By Sebastien Malo
NEW YORK - American cities including Atlanta, Miami and New Orleans that set goals to slash planet-warming greenhouse emissions are lacking the data to measure their progress, scientists said in a new report.
Some 40% of U.S. cities that committed to cutting emissions are unable to assess their programs because costly tallies of their emissions are inadequate, said the American Council for an Energy-Efficient Economy (ACEEE), a non-profit organization.
"City resources are always tight," said David Ribeiro, the report's lead author and a senior research manager at ACEEE.
The lack of data could also be due to emission-cutting goals having only recently been adopted, or to insufficient political will, Ribeiro said.

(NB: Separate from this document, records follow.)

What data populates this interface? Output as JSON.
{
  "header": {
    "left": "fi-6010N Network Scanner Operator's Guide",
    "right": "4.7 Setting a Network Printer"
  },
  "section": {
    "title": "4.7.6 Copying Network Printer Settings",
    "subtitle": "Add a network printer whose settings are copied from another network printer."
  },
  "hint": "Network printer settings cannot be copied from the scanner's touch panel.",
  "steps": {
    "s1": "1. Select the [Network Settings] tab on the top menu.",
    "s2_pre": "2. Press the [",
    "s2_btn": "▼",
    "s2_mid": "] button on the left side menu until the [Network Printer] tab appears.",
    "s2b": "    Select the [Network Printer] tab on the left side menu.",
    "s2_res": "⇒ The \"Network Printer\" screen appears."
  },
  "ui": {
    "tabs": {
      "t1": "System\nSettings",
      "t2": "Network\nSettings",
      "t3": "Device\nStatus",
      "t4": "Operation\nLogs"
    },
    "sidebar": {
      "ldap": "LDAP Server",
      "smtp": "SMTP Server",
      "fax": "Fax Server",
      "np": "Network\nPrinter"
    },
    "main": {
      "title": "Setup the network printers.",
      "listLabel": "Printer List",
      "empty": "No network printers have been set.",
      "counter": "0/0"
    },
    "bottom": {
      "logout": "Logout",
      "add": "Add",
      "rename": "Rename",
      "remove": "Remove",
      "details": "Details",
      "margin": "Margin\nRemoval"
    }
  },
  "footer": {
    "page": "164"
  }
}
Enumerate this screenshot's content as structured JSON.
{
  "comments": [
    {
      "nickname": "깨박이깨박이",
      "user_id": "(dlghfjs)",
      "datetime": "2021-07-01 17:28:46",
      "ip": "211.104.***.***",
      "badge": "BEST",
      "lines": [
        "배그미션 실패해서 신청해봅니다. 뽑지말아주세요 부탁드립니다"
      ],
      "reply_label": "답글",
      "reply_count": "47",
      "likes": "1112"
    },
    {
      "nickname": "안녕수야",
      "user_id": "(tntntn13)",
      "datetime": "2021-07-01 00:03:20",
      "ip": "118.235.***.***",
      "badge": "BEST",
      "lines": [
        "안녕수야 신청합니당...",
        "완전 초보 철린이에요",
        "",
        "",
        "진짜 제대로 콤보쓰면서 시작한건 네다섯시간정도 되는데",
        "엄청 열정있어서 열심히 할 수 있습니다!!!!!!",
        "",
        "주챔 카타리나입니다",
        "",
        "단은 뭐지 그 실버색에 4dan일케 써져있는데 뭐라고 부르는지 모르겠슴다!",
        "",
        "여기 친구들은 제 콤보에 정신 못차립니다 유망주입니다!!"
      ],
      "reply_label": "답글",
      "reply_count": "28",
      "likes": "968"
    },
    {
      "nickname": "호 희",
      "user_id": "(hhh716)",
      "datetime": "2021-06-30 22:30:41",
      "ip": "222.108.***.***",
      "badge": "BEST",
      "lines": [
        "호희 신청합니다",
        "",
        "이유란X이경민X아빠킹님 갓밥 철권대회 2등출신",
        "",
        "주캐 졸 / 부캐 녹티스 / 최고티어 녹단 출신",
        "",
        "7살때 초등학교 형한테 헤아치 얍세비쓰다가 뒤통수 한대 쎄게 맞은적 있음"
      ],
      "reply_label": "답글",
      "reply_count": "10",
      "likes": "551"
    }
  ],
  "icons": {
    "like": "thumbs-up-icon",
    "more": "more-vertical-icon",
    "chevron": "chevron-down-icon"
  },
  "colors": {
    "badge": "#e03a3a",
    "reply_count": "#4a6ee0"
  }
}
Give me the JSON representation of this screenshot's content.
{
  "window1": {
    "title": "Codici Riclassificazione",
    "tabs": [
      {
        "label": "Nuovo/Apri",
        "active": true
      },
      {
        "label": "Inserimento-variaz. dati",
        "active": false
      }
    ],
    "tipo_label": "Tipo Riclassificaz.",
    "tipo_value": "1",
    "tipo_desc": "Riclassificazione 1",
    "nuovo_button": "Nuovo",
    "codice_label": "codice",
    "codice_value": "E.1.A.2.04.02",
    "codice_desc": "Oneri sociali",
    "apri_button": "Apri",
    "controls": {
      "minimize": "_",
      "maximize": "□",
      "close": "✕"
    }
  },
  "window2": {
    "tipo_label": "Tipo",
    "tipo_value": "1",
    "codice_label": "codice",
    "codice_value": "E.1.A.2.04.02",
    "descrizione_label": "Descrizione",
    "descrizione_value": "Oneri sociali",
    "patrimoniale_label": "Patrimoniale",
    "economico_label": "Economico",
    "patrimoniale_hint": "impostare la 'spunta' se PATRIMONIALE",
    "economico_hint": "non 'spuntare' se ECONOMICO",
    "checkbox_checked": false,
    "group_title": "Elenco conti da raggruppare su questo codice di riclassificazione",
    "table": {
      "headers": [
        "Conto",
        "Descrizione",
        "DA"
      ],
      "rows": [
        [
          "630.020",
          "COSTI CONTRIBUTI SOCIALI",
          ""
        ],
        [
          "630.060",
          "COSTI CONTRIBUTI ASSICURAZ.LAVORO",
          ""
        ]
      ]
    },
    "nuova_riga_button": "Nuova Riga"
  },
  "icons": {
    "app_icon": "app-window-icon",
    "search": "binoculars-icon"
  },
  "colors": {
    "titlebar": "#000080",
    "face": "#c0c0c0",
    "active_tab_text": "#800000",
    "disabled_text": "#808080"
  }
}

Of the 75 cities surveyed, just over 20% had pledged to cut emissions and were able to measure advances with recently produced evidence.
Cities account for two-thirds of the world's energy demand and 70% of energy-related emissions, the report said, citing cited International Energy Agency data.
Plans to cut emissions have grown increasingly ambitious in the United States since President Donald Trump vowed in 2017 to leave the landmark Paris climate accord, said Katie Walsh of CDP, formerly known as the Carbon Disclosure Project, a non-profit that supports collection of environmental data.
The report said Los Angeles pledged to reduce its greenhouse gases by 100 percent by 2050, thus virtually eliminating them, compared to 2016, with municipal data projecting it would meet that goal.
But in another 21 cities, authorities had not collected enough emission data to track their progress, it said on Wednesday.
With about 870,000 residents, Indianapolis, Indiana, was among the largest cities lacking data to assess its progress toward becoming carbon neutral - producing no more climate-changing emissions than can be offset by other means - by 2050.
Other large cities hampered by insufficient data include Nashville, Tennessee, Detroit, Michigan, and Louisville, Kentucky, the report said.
Lucy Hutyra, a Boston University associate professor of earth and environment, said pledging to reduce greenhouse gasses was a good "aspirational first step."
But, she added, "Without a clear plan for monitoring the efficacy of emissions reduction policies, it is all aspiration."